けれど、格好よさで言えば一宮龍のが、綺麗さで言えば秀さんが、可愛さで言えば真百合が、群を抜いているからどうってことない顔にしか見えない。
と言うか、兄貴を思い出される雰囲気を持った役員に反吐が出そうだ。
「浩介、そこに座れ。何食う」
「食欲ねぇよ」
「遠慮すんな。奢りに決まってるだろ」
一緒に食いたくないだけだ。
それに金には困ってない。
俺の生活は秀さんの金で賄われている。使いたくはないが最低限は使わせてもらう。自分以外を頼らせたくないと言う思いで、金銭管理を秀さんは行っているんだろう。

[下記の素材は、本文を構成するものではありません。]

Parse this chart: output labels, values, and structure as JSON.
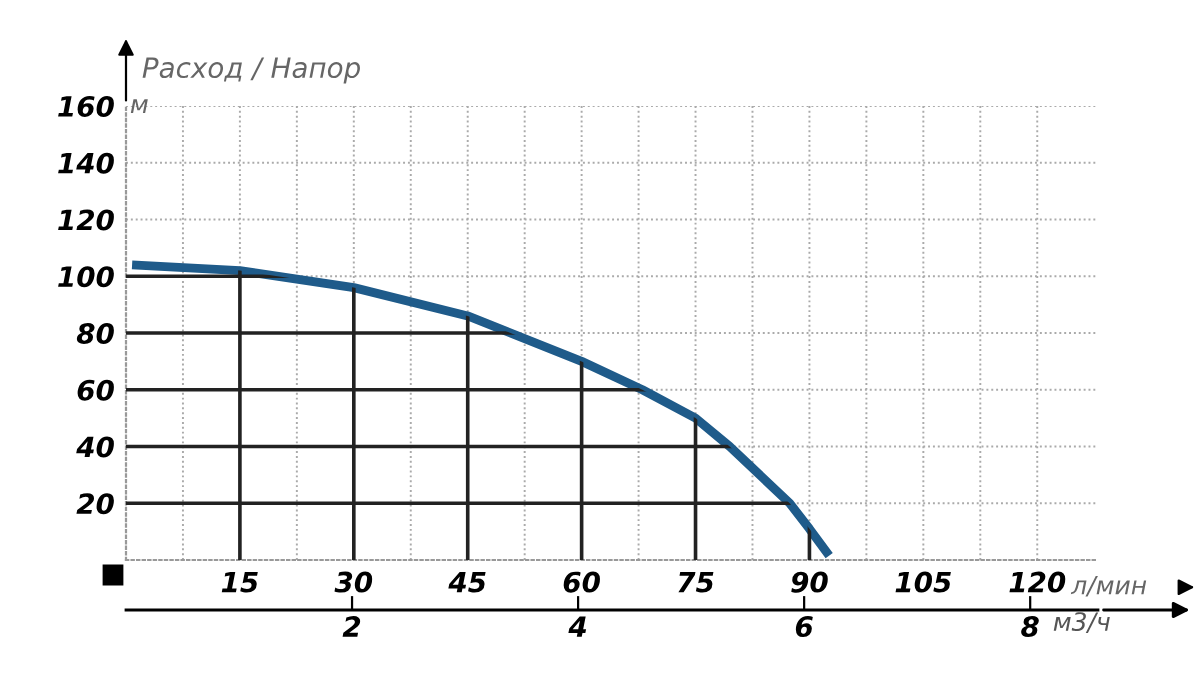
{
  "chart_data": {
    "type": "line",
    "title": "Расход / Напор",
    "xlabel": "л/мин",
    "ylabel": "м",
    "x2label": "м3/ч",
    "series": [
      {
        "color": "#1f5b8a",
        "x": [
          0.8,
          15,
          30,
          45,
          60,
          68,
          75,
          79.5,
          87.4,
          90,
          92.6
        ],
        "values": [
          104,
          102,
          96,
          86,
          70,
          60,
          50,
          40,
          20,
          11,
          1.5
        ]
      }
    ],
    "xlim": [
      0,
      128
    ],
    "ylim": [
      0,
      160
    ],
    "xticks": [
      {
        "value": 7.5,
        "label": null
      },
      15,
      {
        "value": 22.5,
        "label": null
      },
      30,
      {
        "value": 37.5,
        "label": null
      },
      45,
      {
        "value": 52.5,
        "label": null
      },
      60,
      {
        "value": 67.5,
        "label": null
      },
      75,
      {
        "value": 82.5,
        "label": null
      },
      90,
      {
        "value": 97.5,
        "label": null
      },
      105,
      {
        "value": 112.5,
        "label": null
      },
      120
    ],
    "yticks": [
      20,
      40,
      60,
      80,
      100,
      120,
      140,
      160
    ],
    "x2lim": [
      0,
      8.6
    ],
    "x2ticks": [
      2,
      4,
      6,
      8
    ],
    "grid": true,
    "marker": "none",
    "line_style": "solid"
  }
}
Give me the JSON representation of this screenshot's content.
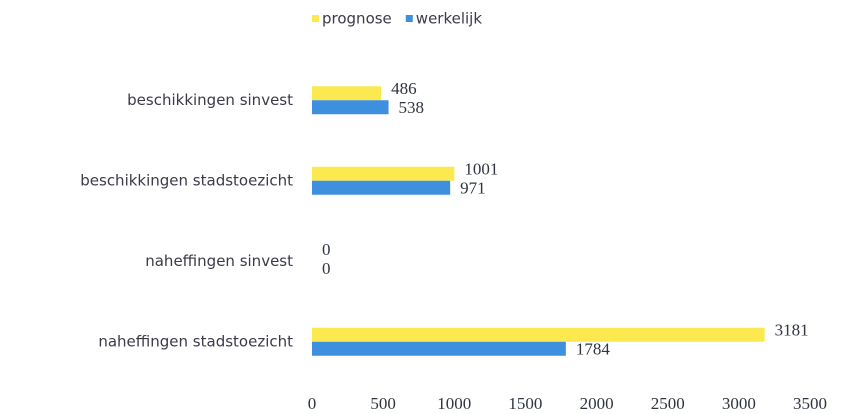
{
  "chart_data": {
    "type": "barh",
    "categories": [
      "beschikkingen sinvest",
      "beschikkingen stadstoezicht",
      "naheffingen sinvest",
      "naheffingen stadstoezicht"
    ],
    "series": [
      {
        "name": "prognose",
        "color": "#fce94f",
        "values": [
          486,
          1001,
          0,
          3181
        ]
      },
      {
        "name": "werkelijk",
        "color": "#3f8fdf",
        "values": [
          538,
          971,
          0,
          1784
        ]
      }
    ],
    "xlim": [
      0,
      3500
    ],
    "xticks": [
      0,
      500,
      1000,
      1500,
      2000,
      2500,
      3000,
      3500
    ],
    "legend": "top",
    "grid": false,
    "data_labels": true
  }
}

と言っても、電話とか会いに来るとかは約束通りないけれど。
「まぁいいや。これとこれ。こいつにも同じもん出してくれ」
「かしこまりました」
ウェイター付きってのも有名な話だが、ここはレストランか。
「お前、友達いなくなったんだって?」
「友情なんて芽生えてねぇ友人は、アンタのせいで離れて行ったけど?」
「へぇ、言うな」
「金と容姿にしか興味の無い奴しか居ねぇこんな所で、真面な奴居ると思ってねぇし。卒業さえできればいい」
そうすれば、俺は自由になれる。
「ふははははっ。金と容姿、間違ってねぇな」
「うるせぇ」
「中身も分かってねぇで完璧とか、笑える」
なんだ、こいつ。
途端に、雰囲気が変わる。何かを思い出しているかのように、先程までの傲慢さが無い。
妬み、恨み、嫌悪、憎悪、諦め?
分からねぇ。
俺のに似ているようで似てない。
なんかこいつのはギラギラしている感じがする。
なんだ。
「やっぱお前変わってるわ」
「は?」
考え過ぎだ。
こいつは馬鹿だ。
「そんな事より、着いて来てやったんだ。約束守れよ」
「約束?したっけか?」
「は!?ふざけ――」
「お待たせいたしました」
バンッとテーブルを叩いて立ち上がれば、丁度ウェイターが食事を持ってくる。